Vintage Software Copyright
bqt at update.uu.se
Fri Aug 21 10:27:26 CDT 2015
On 2015-08-21 17:21, Peter Cetinski wrote:
> This discussion on the legality of sharing manuals, PDFs, etc. leads me to think about the vintage computing hobby as a whole. While we all encourage the hobby to grow, the downside is that as it does, the software copyright holders may start to take notice. As a developer of modern systems who expects to be paid for my work (except what I share with the community of course) I am in a conundrum because the hobby cannot succeed without the large collection of easily accessible vintage software available yet there is no way to “buy” most of it today. But, we would also not expect or would we pay 1980s retail prices. I know some generous copyright owners have allowed unrestricted use of their old software, like Roy Soltoff from Misosys, but many others have not or have disappeared. I’m fairly new to the hobby so maybe this has already been hashed out years ago. Just wondering what the community thinks.
My opinion is that people should not try to pretend that their actions
are legal when they are not. While I support work to preserve things, we
really need to get permission from copyright owners before just letting
thing out freely.
I know DEC made a general permission to copy and distribute out-of-print
manuals.
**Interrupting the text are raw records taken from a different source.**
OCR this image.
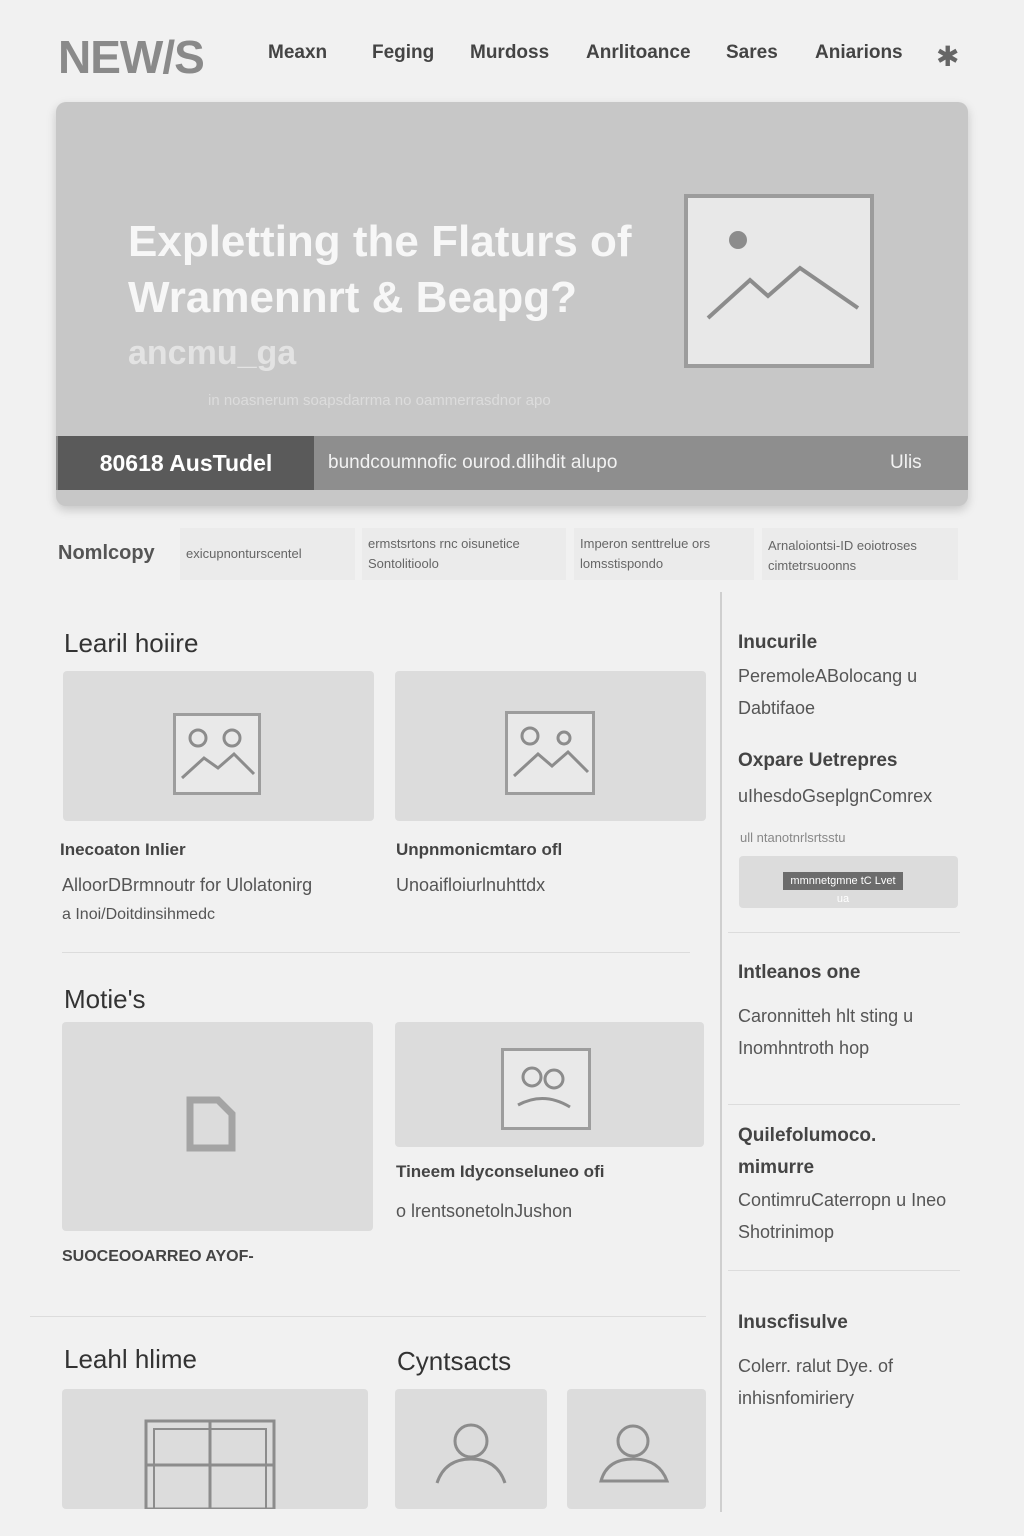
NEW/S	Meaxn Feging Murdoss Anrlitoance Sares Aniarions ✱
Expletting the Flaturs of Wramennrt & Beapg?
ancmu_ga
in noasnerum soapsdarrma no oammerrasdnor apo
80618 AusTudel	bundcoumnofic ourod.dlihdit alupo	Ulis
Nomlcopy exicupnonturscentel
ermstsrtons rnc oisunetice
Sontolitioolo
Imperon senttrelue ors
lomsstispondo
Arnaloiontsi-ID eoiotroses
cimtetrsuoonns
Learil hoiire
Inecoaton Inlier
AlloorDBrmnoutr for Ulolatonirg
a Inoi/Doitdinsihmedc
Unpnmonicmtaro ofl
Unoaifloiurlnuhttdx
Motie's
SUOCEOOARREO AYOF-
Tineem Idyconseluneo ofi
o lrentsonetolnJushon
Leahl hlime	Cyntsacts
Inucurile
PeremoleABolocang u Dabtifaoe
Oxpare Uetrepres
uIhesdoGseplgnComrex
ull ntanotnrlsrtsstu
mmnnetgmne tC Lvet ua
Intleanos one
Caronnitteh hlt sting u Inomhntroth hop
Quilefolumoco. mimurre
ContimruCaterropn u Ineo Shotrinimop
Inuscfisulve
Colerr. ralut Dye. of inhisnfomiriery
They also made some software freely available. I believe pretty
much all PDP-8 software is in there. Some restricted distributions of
PDP-11 software was also made available, but the majority of PDP-11
software is still under copyright and with no permission to redistribute
(DEC sold it). PDP-10 software I think were sold off as well. Not sure
about other parts.
And I don't know much about anything for non-DEC stuff. So while I hope
there are copies of stuff around, think some before redistributing it.